つるつるの壺

マッチ工場の少女のつるつるの壺のネタバレレビュー・内容・結末

マッチ工場の少女(1990年製作の映画)
4.0

このレビューはネタバレを含みます

とにかく粗雑に扱われる主人公が不憫。テレビばかり見て働かない、家事もしない母と継父に代わって家事をやり、労働で得た給料も渡す。バーで出会った男と一夜を過ごして妊娠した挙句に捨てられ、事故って流産。見舞いに来た継父は家から出て行けと言ってオレンジを置いて去って行く。自分でオレンジを剥いて食べる姿が不憫。誰も自分にオレンジを剥いてくれるような人はいないのだ。そんな辛酸をなめ続けた女性が殺鼠剤入りドリンクで全員殺す。良い話だ。
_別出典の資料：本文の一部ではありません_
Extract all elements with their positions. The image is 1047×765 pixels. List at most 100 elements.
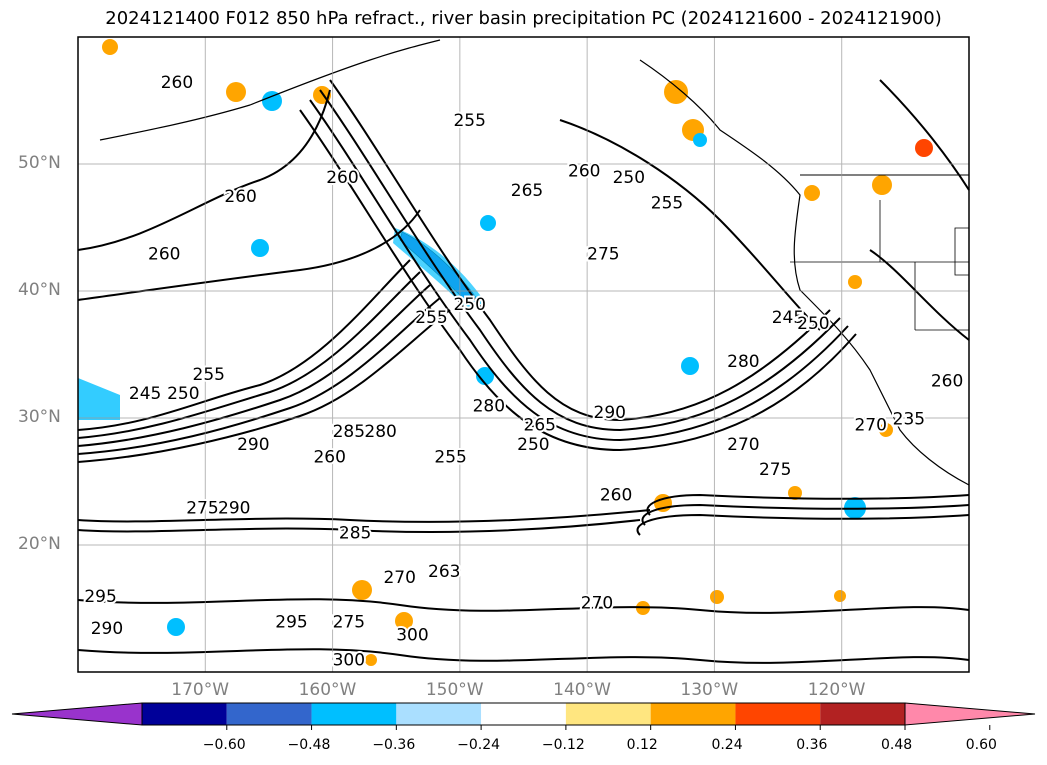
- colorbar-swatch: [565, 703, 651, 725]
- map-frame: [77, 36, 970, 673]
- contour-label: 255: [651, 193, 683, 213]
- contour-label: 255: [434, 447, 466, 467]
- contour-label: 250: [613, 168, 645, 188]
- contour-line: [77, 209, 421, 301]
- colorbar-tick-label: −0.24: [457, 737, 501, 753]
- colorbar-swatch: [226, 703, 312, 725]
- contour-label: 270: [581, 594, 613, 614]
- colorbar-swatch: [735, 703, 821, 725]
- positive-anomaly-blob: [804, 185, 820, 201]
- colorbar-tick-label: −0.60: [202, 737, 246, 753]
- negative-anomaly-west-edge: [78, 378, 120, 420]
- contour-label: 295: [275, 613, 307, 633]
- positive-anomaly-blob: [834, 590, 846, 602]
- negative-anomaly-blob: [681, 357, 699, 375]
- contour-label: 265: [524, 416, 556, 436]
- contour-label: 255: [193, 365, 225, 385]
- negative-anomaly-blob: [262, 91, 282, 111]
- contour-label: 270: [854, 416, 886, 436]
- contour-label: 300: [333, 651, 365, 671]
- lon-tick-label: 150°W: [425, 680, 484, 700]
- contour-line: [879, 79, 970, 191]
- contour-label: 260: [326, 168, 358, 188]
- contour-label: 250: [167, 384, 199, 404]
- colorbar-tick-label: −0.12: [541, 737, 585, 753]
- contour-line: [636, 513, 970, 536]
- contour-label: 280: [727, 352, 759, 372]
- contour-line: [641, 503, 970, 526]
- positive-anomaly-blob: [664, 80, 688, 104]
- colorbar-tick-label: −0.48: [287, 737, 331, 753]
- positive-anomaly-blob: [352, 580, 372, 600]
- contour-label: 270: [727, 435, 759, 455]
- positive-anomaly-blob: [365, 654, 377, 666]
- contour-line: [77, 297, 441, 455]
- contour-label: 260: [568, 162, 600, 182]
- contour-label: 280: [364, 422, 396, 442]
- contour-label: 260: [224, 187, 256, 207]
- contour-label: 275: [186, 498, 218, 518]
- contour-label: 235: [893, 409, 925, 429]
- contour-label: 260: [931, 371, 963, 391]
- graticule: [78, 37, 969, 672]
- contour-label: 245: [129, 384, 161, 404]
- colorbar-swatch: [820, 703, 905, 725]
- contour-line: [77, 271, 421, 439]
- positive-anomaly-blob: [710, 590, 724, 604]
- contour-label: 275: [333, 613, 365, 633]
- positive-anomaly-blob: [102, 39, 118, 55]
- positive-anomaly-blob: [788, 486, 802, 500]
- contour-line: [559, 119, 821, 331]
- colorbar-extend-min: [11, 702, 143, 726]
- colorbar-swatch: [396, 703, 482, 725]
- contour-line: [319, 89, 841, 432]
- lon-tick-label: 160°W: [298, 680, 357, 700]
- north-america-west-coast: [639, 59, 970, 486]
- contour-label: 260: [148, 244, 180, 264]
- colorbar-tick-label: 0.48: [881, 737, 913, 753]
- negative-anomaly-blob: [693, 133, 707, 147]
- contour-line: [77, 648, 970, 664]
- colorbar-tick-label: 0.60: [965, 737, 997, 753]
- contour-label: 290: [237, 435, 269, 455]
- contour-line: [77, 259, 411, 431]
- contour-label: 270: [383, 568, 415, 588]
- colorbar-swatch: [142, 703, 227, 725]
- contour-label: 250: [453, 295, 485, 315]
- contour-line: [646, 493, 970, 516]
- contour-label: 245: [772, 308, 804, 328]
- lat-tick-label: 50°N: [18, 153, 61, 173]
- contour-line: [77, 284, 431, 447]
- positive-anomaly-blob: [915, 139, 933, 157]
- colorbar-swatch: [650, 703, 736, 725]
- positive-anomaly-blob: [848, 275, 862, 289]
- contour-label: 285: [339, 524, 371, 544]
- contour-label: 255: [453, 111, 485, 131]
- contour-label: 275: [759, 460, 791, 480]
- negative-anomaly-blob: [167, 618, 185, 636]
- contour-label: 250: [797, 314, 829, 334]
- alaska-coast: [99, 39, 441, 141]
- negative-anomaly-outer: [393, 228, 485, 310]
- contour-line: [299, 109, 857, 452]
- contour-label: 265: [511, 181, 543, 201]
- lon-tick-label: 120°W: [807, 680, 866, 700]
- contour-label: 250: [517, 435, 549, 455]
- contour-label: 290: [91, 619, 123, 639]
- colorbar-tick-label: 0.36: [796, 737, 828, 753]
- contour-line: [77, 519, 641, 533]
- colorbar: [11, 702, 1036, 730]
- contour-line: [309, 99, 849, 442]
- colorbar-swatch: [481, 703, 566, 725]
- colorbar-swatch: [311, 703, 397, 725]
- contour-line: [329, 79, 831, 422]
- contour-label: 275: [587, 244, 619, 264]
- contour-label: 280: [473, 397, 505, 417]
- map-background: [78, 37, 969, 672]
- contour-label: 260: [313, 447, 345, 467]
- contour-label: 300: [396, 625, 428, 645]
- contour-line: [77, 509, 651, 523]
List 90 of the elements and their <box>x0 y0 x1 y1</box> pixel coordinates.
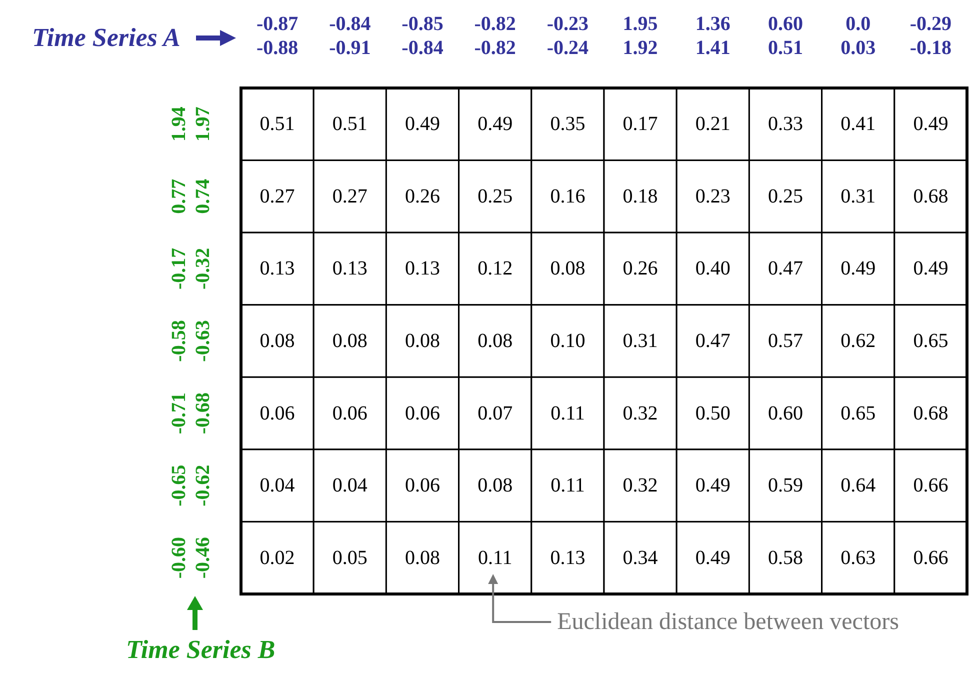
data-label: 0.10 <box>550 330 586 352</box>
y-tick-label: -0.60 -0.46 <box>168 537 214 579</box>
data-label: 0.13 <box>550 546 586 569</box>
data-label: 0.23 <box>695 185 730 208</box>
x-tick-label: 0.0 0.03 <box>840 13 876 59</box>
data-label: 0.08 <box>332 330 368 352</box>
data-label: 0.08 <box>260 330 295 352</box>
data-label: 0.13 <box>405 258 440 280</box>
y-tick-label: -0.71 -0.68 <box>168 392 214 434</box>
data-label: 0.31 <box>622 330 658 352</box>
data-label: 0.49 <box>840 258 876 280</box>
data-label: 0.05 <box>332 546 368 569</box>
text: Euclidean distance between vectors <box>557 609 899 635</box>
data-label: 0.63 <box>840 546 876 569</box>
data-label: 0.41 <box>840 113 876 136</box>
data-label: 0.12 <box>478 258 513 280</box>
data-label: 0.65 <box>840 402 876 424</box>
x-tick-label: -0.82 -0.82 <box>474 13 516 59</box>
data-label: 0.08 <box>478 330 513 352</box>
data-label: 0.49 <box>695 546 730 569</box>
data-label: 0.32 <box>622 474 658 497</box>
data-label: 0.18 <box>622 185 658 208</box>
y-tick-label: -0.58 -0.63 <box>168 320 214 362</box>
data-label: 0.31 <box>840 185 876 208</box>
data-label: 0.51 <box>332 113 368 136</box>
data-label: 0.06 <box>260 402 295 424</box>
data-label: 0.49 <box>913 113 948 136</box>
data-label: 0.40 <box>695 258 730 280</box>
data-label: 0.33 <box>768 113 803 136</box>
data-label: 0.66 <box>913 474 948 497</box>
data-label: 0.50 <box>695 402 730 424</box>
data-label: 0.35 <box>550 113 586 136</box>
data-label: 0.08 <box>550 258 586 280</box>
y-axis-title: Time Series B <box>126 635 276 664</box>
data-label: 0.47 <box>768 258 803 280</box>
x-tick-label: -0.29 -0.18 <box>910 13 952 59</box>
data-label: 0.49 <box>695 474 730 497</box>
data-label: 0.65 <box>913 330 948 352</box>
data-label: 0.13 <box>332 258 368 280</box>
data-label: 0.49 <box>478 113 513 136</box>
data-label: 0.32 <box>622 402 658 424</box>
data-label: 0.68 <box>913 402 948 424</box>
x-tick-label: -0.23 -0.24 <box>546 13 589 59</box>
data-label: 0.06 <box>332 402 368 424</box>
data-label: 0.06 <box>405 474 440 497</box>
data-label: 0.04 <box>332 474 368 497</box>
data-label: 0.21 <box>695 113 730 136</box>
y-tick-label: 0.77 0.74 <box>168 178 214 214</box>
data-label: 0.26 <box>622 258 658 280</box>
data-label: 0.47 <box>695 330 730 352</box>
data-label: 0.11 <box>550 402 585 424</box>
data-label: 0.51 <box>260 113 295 136</box>
x-tick-label: 1.95 1.92 <box>622 13 658 59</box>
y-tick-label: -0.65 -0.62 <box>168 464 214 506</box>
data-label: 0.04 <box>260 474 295 497</box>
data-label: 0.08 <box>478 474 513 497</box>
y-tick-label: -0.17 -0.32 <box>168 248 214 290</box>
x-tick-label: -0.84 -0.91 <box>329 13 371 59</box>
x-tick-label: -0.87 -0.88 <box>256 13 298 59</box>
x-tick-label: -0.85 -0.84 <box>402 13 444 59</box>
data-label: 0.58 <box>768 546 803 569</box>
data-label: 0.66 <box>913 546 948 569</box>
data-label: 0.68 <box>913 185 948 208</box>
data-label: 0.02 <box>260 546 295 569</box>
data-label: 0.34 <box>622 546 658 569</box>
data-label: 0.06 <box>405 402 440 424</box>
data-label: 0.62 <box>840 330 876 352</box>
data-label: 0.11 <box>478 546 512 569</box>
data-label: 0.08 <box>405 546 440 569</box>
data-label: 0.60 <box>768 402 803 424</box>
data-label: 0.07 <box>478 402 513 424</box>
data-label: 0.49 <box>405 113 440 136</box>
data-label: 0.25 <box>768 185 803 208</box>
data-label: 0.27 <box>260 185 295 208</box>
data-label: 0.64 <box>840 474 876 497</box>
data-label: 0.11 <box>550 474 585 497</box>
data-label: 0.27 <box>332 185 368 208</box>
data-label: 0.49 <box>913 258 948 280</box>
x-axis-title: Time Series A <box>32 23 180 52</box>
data-label: 0.59 <box>768 474 803 497</box>
data-label: 0.13 <box>260 258 295 280</box>
x-tick-label: 1.36 1.41 <box>695 13 730 59</box>
y-tick-label: 1.94 1.97 <box>168 106 214 142</box>
data-label: 0.17 <box>622 113 658 136</box>
x-tick-label: 0.60 0.51 <box>768 13 803 59</box>
data-label: 0.25 <box>478 185 513 208</box>
data-label: 0.16 <box>550 185 586 208</box>
data-label: 0.26 <box>405 185 440 208</box>
data-label: 0.57 <box>768 330 803 352</box>
data-label: 0.08 <box>405 330 440 352</box>
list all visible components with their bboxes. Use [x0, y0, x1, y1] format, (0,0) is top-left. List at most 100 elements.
不憫な人生を送りながらも、休日にはダンスホールで音楽を聴いたりバーで一杯やったりする彼女の細々とした息抜きを見せることでキャラクターに愛着が湧いてくる。そういうところがカウリスマキ作品の好きなところ。

今まで観たカウリスマキの映画では出会った男女はクライマックスでここではないどこかを求めて一緒に旅立って行ったが、今回は警察に連れて行かれてしまった。

何故マッチ工場を選んだのか考えてみるに、火を付けたら捨てられるマッチというものに主人公を象徴させているのだろうか?知らんけど。